Member of the House of Representatives
- In office 28 July 2018 – 21 October 2024
- Preceded by: Zulfadhli
- Constituency: West Kalimantan (2018–2019) West Kalimantan I (2019–2024)

Personal details
- Born: 10 September 1980 (age 46) Pontianak, West Kalimantan, Indonesia
- Party: Golkar
- Spouse: Agustina Hastarini
- Children: 2
- Alma mater: Trisakti University (S.T.)

= Maman Abdurrahman (politician) =

Indonesian politician (born 1980)

Maman Abdurrahman (born 10 September 1980) is an Indonesian politician serving as Minister of Micro, Small, and Medium Enterprises since 2024. From 2018 to 2024, he was a member of the House of Representatives.

== Controversy ==
Maman attracted controversy when a circular letter under the Ministry of Micro, Small and Medium Enterprises heading dated on 30 June 2025 went viral in social media.
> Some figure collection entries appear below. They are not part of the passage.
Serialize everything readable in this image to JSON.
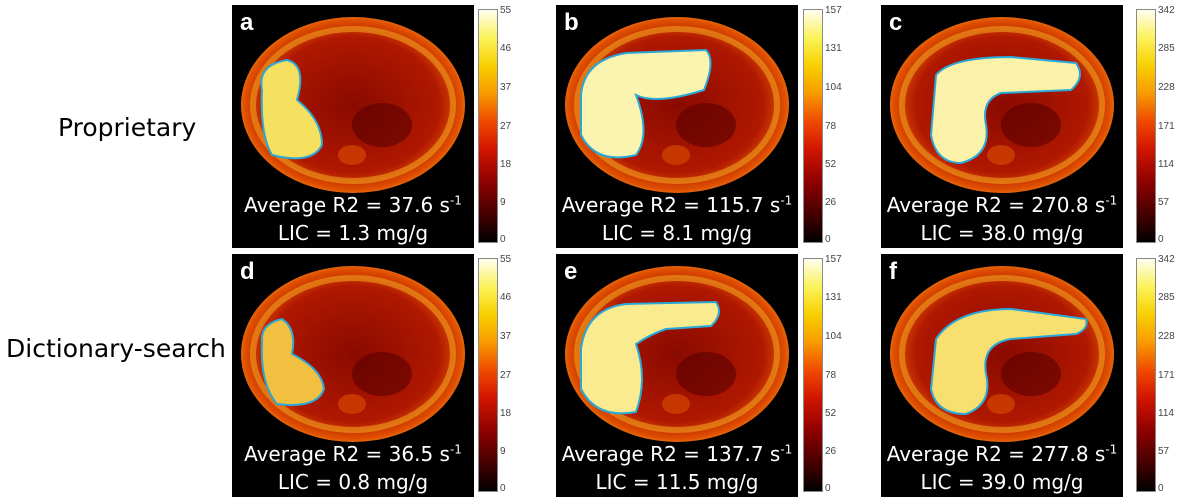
{
  "rows": [
    {
      "label": "Proprietary"
    },
    {
      "label": "Dictionary-search"
    }
  ],
  "panels": [
    {
      "letter": "a",
      "r2_prefix": "Average R2 = ",
      "r2_value": "37.6",
      "r2_unit": " s",
      "r2_exp": "-1",
      "lic": "LIC = 1.3 mg/g",
      "ticks": [
        "55",
        "46",
        "37",
        "27",
        "18",
        "9",
        "0"
      ]
    },
    {
      "letter": "b",
      "r2_prefix": "Average R2 = ",
      "r2_value": "115.7",
      "r2_unit": " s",
      "r2_exp": "-1",
      "lic": "LIC = 8.1 mg/g",
      "ticks": [
        "157",
        "131",
        "104",
        "78",
        "52",
        "26",
        "0"
      ]
    },
    {
      "letter": "c",
      "r2_prefix": "Average R2 = ",
      "r2_value": "270.8",
      "r2_unit": " s",
      "r2_exp": "-1",
      "lic": "LIC = 38.0 mg/g",
      "ticks": [
        "342",
        "285",
        "228",
        "171",
        "114",
        "57",
        "0"
      ]
    },
    {
      "letter": "d",
      "r2_prefix": "Average R2 = ",
      "r2_value": "36.5",
      "r2_unit": " s",
      "r2_exp": "-1",
      "lic": "LIC = 0.8 mg/g",
      "ticks": [
        "55",
        "46",
        "37",
        "27",
        "18",
        "9",
        "0"
      ]
    },
    {
      "letter": "e",
      "r2_prefix": "Average R2 = ",
      "r2_value": "137.7",
      "r2_unit": " s",
      "r2_exp": "-1",
      "lic": "LIC = 11.5 mg/g",
      "ticks": [
        "157",
        "131",
        "104",
        "78",
        "52",
        "26",
        "0"
      ]
    },
    {
      "letter": "f",
      "r2_prefix": "Average R2 = ",
      "r2_value": "277.8",
      "r2_unit": " s",
      "r2_exp": "-1",
      "lic": "LIC = 39.0 mg/g",
      "ticks": [
        "342",
        "285",
        "228",
        "171",
        "114",
        "57",
        "0"
      ]
    }
  ],
  "colors": {
    "roi_outline": "#2aa8d8",
    "liver_fill": "#f5e86a",
    "body_outer": "#f0a020",
    "body_inner": "#a01000"
  }
}
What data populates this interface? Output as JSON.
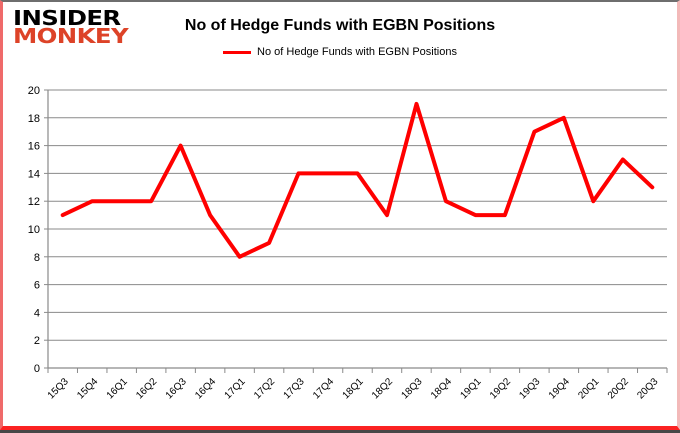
{
  "logo": {
    "line1": "INSIDER",
    "line2": "MONKEY",
    "accent_color": "#dd4328"
  },
  "header": {
    "title": "No of Hedge Funds with EGBN Positions"
  },
  "legend": {
    "label": "No of Hedge Funds with EGBN Positions",
    "line_color": "#ff0000"
  },
  "chart_data": {
    "type": "line",
    "title": "No of Hedge Funds with EGBN Positions",
    "xlabel": "",
    "ylabel": "",
    "categories": [
      "15Q3",
      "15Q4",
      "16Q1",
      "16Q2",
      "16Q3",
      "16Q4",
      "17Q1",
      "17Q2",
      "17Q3",
      "17Q4",
      "18Q1",
      "18Q2",
      "18Q3",
      "18Q4",
      "19Q1",
      "19Q2",
      "19Q3",
      "19Q4",
      "20Q1",
      "20Q2",
      "20Q3"
    ],
    "series": [
      {
        "name": "No of Hedge Funds with EGBN Positions",
        "color": "#ff0000",
        "values": [
          11,
          12,
          12,
          12,
          16,
          11,
          8,
          9,
          14,
          14,
          14,
          11,
          19,
          12,
          11,
          11,
          17,
          18,
          12,
          15,
          13
        ]
      }
    ],
    "ylim": [
      0,
      20
    ],
    "ytick_step": 2,
    "grid": true,
    "legend_position": "top",
    "axis_color": "#8a8a8a",
    "tick_label_color": "#000000"
  }
}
The letter was a request for 6 Indonesian ambassadors and a consulate general in Istanbul, Pomorie, Sofia, Brussels, Paris, Lucerne, and Milan to accompany his wife, Agustina Hastarini, from 30 June to 14 July 2025 under a "cultural mission". Because Agustina was not a government official, Maman was accused for abuse of power. Then on 4 July 2025, Maman gave his clarification to KPK that the visit of his wife accompanying his children to the World Innovative Student Expo was covered with his own expenses, not via state budget. He also admitted that he had no idea where the circular letter was made.